I want to begin with Phoebe, as a way of illustrating the wider context. We are told that Phoebe is a “helper” or a “servant”, and that is, of course, a translation of the Greek diakonos. Paul uses the same word to describe his own monistry in his letters to the Corinthians and Galatians, but in a purely English version of the New Testament you might be hard put to see their roles as parallel. It is hard to escape the conclusion that circular reasoning is at work here. We know that when the word is applied to Paul it represents what he does, which invests even the word “servant” with a halo. When it is applied to Phoebe, there is no halo. The Douay-Rheims is an honourable exception translating it as “in ministry”. The choice of the words “servant” or “helper” are, I fear, gendered. It goes thus: we know women were helpers in the Church, therefore we translate diakonos as helper. Then, when asked what the role of women was in the early church, we are told they were “helpers” and pointed to the NT as evidence, where, helpfully, that is indeed the word used – QED. Except, of course, for the circular reasoning. Now if we found the same translation of the word applied consistently to men as well as women, my point would fall away; but we don’t, so it doesn’t.

If we look at the Greek, Paul describes Phoebe as “being” (the participle ousan) “of the church is Cenchrae” which is why the DR uses “ministry” – it is clear from the context that Phoebe was in ministry in the church, and that is the sense in which she was a “helper” or “servant”. In other words, absent the gendered assumptions and no-one would have any reason to question that Phoebe was a “minister.” We can discuss what that means, but I hope this explains why I can’t avoid the issue of gendered assumptions.

While on the subject of Phoebe, it might be worth saying that when Paul says she is delivering the letter, that does not mean she was just the postman. The likelihood was that she would have been reading it out and answering questions about it – so she would have been in Paul’s confidence and had an idea of what he meant – something generations of scholars have wished for! This, of course, involved a public teaching role.

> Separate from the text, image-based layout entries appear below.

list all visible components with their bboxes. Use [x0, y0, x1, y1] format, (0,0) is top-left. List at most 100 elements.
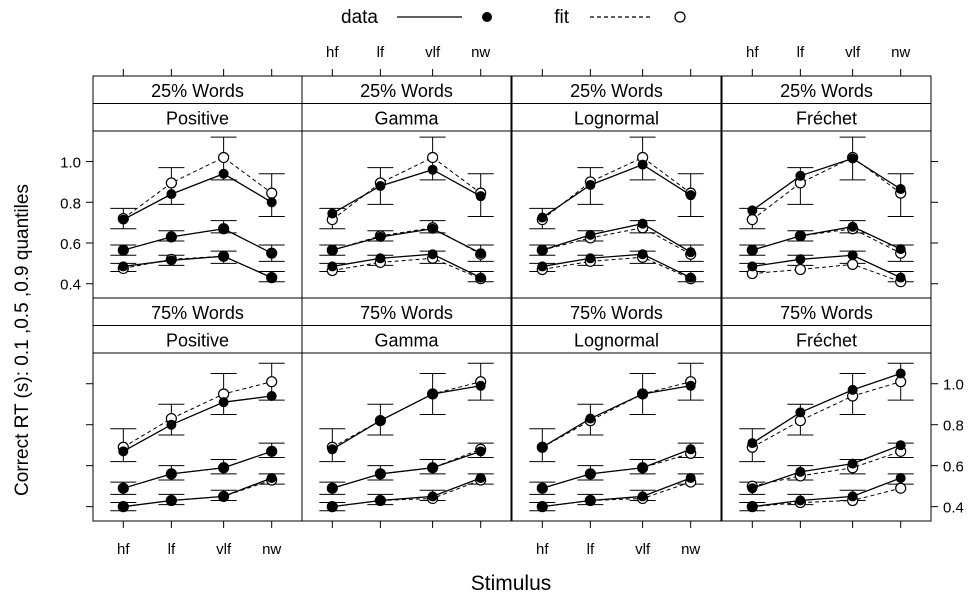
data-point — [685, 190, 696, 201]
fit-line-q1 — [752, 487, 901, 508]
fit-line-q1 — [542, 256, 691, 280]
data-point — [427, 491, 438, 502]
data-point — [475, 472, 486, 483]
legend-data-marker — [482, 12, 492, 22]
y-tick-label-right: 1.0 — [943, 377, 964, 394]
strip-bottom-box — [721, 103, 932, 132]
data-point — [747, 261, 758, 272]
data-point — [747, 438, 758, 449]
legend-fit-marker — [674, 11, 686, 23]
data-point — [585, 413, 596, 424]
data-point — [266, 248, 277, 259]
data-point — [266, 391, 277, 402]
data-point — [218, 168, 229, 179]
data-point — [895, 368, 906, 379]
data-point — [166, 189, 177, 200]
data-point — [475, 248, 486, 259]
strip-top-box — [721, 297, 932, 326]
data-point — [266, 472, 277, 483]
data-point — [218, 223, 229, 234]
data-line-q2 — [542, 222, 692, 253]
data-point — [895, 244, 906, 255]
fit-point — [847, 258, 859, 270]
data-point — [118, 446, 129, 457]
y-tick-label-left: 1.0 — [60, 155, 81, 172]
data-point — [427, 249, 438, 260]
data-point — [327, 483, 338, 494]
panel-1: 25% Words Positive — [92, 75, 303, 299]
strip-top-box — [511, 297, 722, 326]
data-point — [637, 388, 648, 399]
data-point — [537, 442, 548, 453]
panel-7: 75% Words Lognormal — [511, 297, 722, 522]
data-point — [218, 491, 229, 502]
x-tick-label-top: vlf — [425, 44, 441, 61]
data-point — [685, 380, 696, 391]
data-point — [218, 397, 229, 408]
legend: data fit — [341, 7, 686, 28]
data-line-q2 — [123, 450, 272, 489]
fit-line-q2 — [332, 448, 481, 489]
strip-bottom-label: Gamma — [374, 109, 439, 129]
data-line-q1 — [332, 253, 481, 279]
data-point — [537, 261, 548, 272]
x-tick-label-top: nw — [891, 44, 910, 61]
strip-bottom-label: Positive — [166, 331, 229, 351]
data-point — [795, 170, 806, 181]
data-line-q2 — [752, 444, 901, 489]
data-point — [637, 249, 648, 260]
data-point — [585, 179, 596, 190]
x-tick-label-top: hf — [746, 44, 759, 61]
fit-line-q1 — [123, 479, 272, 508]
data-line-q1 — [752, 477, 901, 508]
axes: hf lf vlf nw hf lf vlf nw hf lf vlf nw hf lf vlf nw 0.4 0… — [60, 44, 964, 558]
data-point — [847, 491, 858, 502]
x-tick-label-top: lf — [797, 44, 805, 61]
y-tick-label-right: 0.8 — [943, 418, 964, 435]
data-point — [685, 247, 696, 258]
fit-line-q1 — [123, 255, 272, 279]
fit-point — [794, 263, 806, 276]
strip-top-label: 25% Words — [780, 81, 873, 101]
fit-line-q3 — [541, 156, 691, 220]
panel-6: 75% Words Gamma — [301, 297, 512, 522]
data-line-q2 — [542, 448, 691, 489]
data-point — [166, 231, 177, 242]
data-point — [847, 384, 858, 395]
data-point — [427, 462, 438, 473]
data-point — [118, 245, 129, 256]
data-point — [747, 501, 758, 512]
fit-point — [266, 376, 278, 388]
x-axis-label: Stimulus — [471, 572, 552, 595]
fit-line-q2 — [542, 452, 691, 489]
legend-data-label: data — [341, 7, 378, 28]
data-point — [118, 214, 129, 225]
x-tick-label-bottom: nw — [681, 541, 700, 558]
panel-2: 25% Words Gamma — [301, 75, 512, 299]
strip-top-label: 75% Words — [360, 303, 453, 323]
data-point — [537, 501, 548, 512]
data-point — [747, 205, 758, 216]
strip-top-box — [92, 297, 303, 326]
data-point — [327, 501, 338, 512]
data-point — [847, 458, 858, 469]
data-point — [218, 251, 229, 262]
data-point — [266, 446, 277, 457]
strip-bottom-label: Positive — [166, 109, 229, 129]
data-point — [218, 462, 229, 473]
strip-top-box — [92, 75, 303, 104]
y-tick-label-right: 0.4 — [943, 500, 964, 517]
data-point — [795, 466, 806, 477]
fit-line-q1 — [332, 479, 481, 508]
fit-point — [266, 187, 278, 199]
panel-3: 25% Words Lognormal — [511, 75, 722, 299]
x-tick-label-top: nw — [471, 44, 490, 61]
data-point — [166, 419, 177, 430]
strip-bottom-box — [301, 325, 512, 354]
y-tick-label-left: 0.6 — [60, 236, 81, 253]
strip-bottom-box — [511, 103, 722, 132]
y-tick-label-right: 0.6 — [943, 459, 964, 476]
data-point — [118, 261, 129, 272]
data-point — [475, 380, 486, 391]
data-point — [895, 472, 906, 483]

Paul also calls her a “prostasis”, another Greek word often translated in her case as “helper.” This is a difficult one because the word in that form is found only in Paul, but its masculine form, “prostasis” always denotes a form of authority, which of course may be why it is not often applied to Phoebe, if we are back to the cricular logic we have already identified. The majority of translations translate the word as “helper” or a synonym, you have to get to contemporary ones before the word “leader” is used. So again, we see how unconscious bias downplays the role of Phoebe. If she’s been a “he” called “Philip” I wonder how many translations would have used the word “helper”?

This has taken me further than I thought, and means that I shall need another post to say something about how it all maps onto leadership in the Church. Let me say though, in parting, that it is for each Church which inherits tradition to interpret it as it does. The Roman Catholic Church has a high doctrine of the magisterium, and therefore, whatever an Anglican might say about tradition does not apply to the way that Church views things. This is not an argument to be seen in a Roman Catholic context, though some in the communion will be challenged and are challenged by such arguments, it is, however, an argument to seen in a catholic context to explain how a high Anglican can not only accept, but welcome and celebrate the ordination of women who have been called (lucky things!).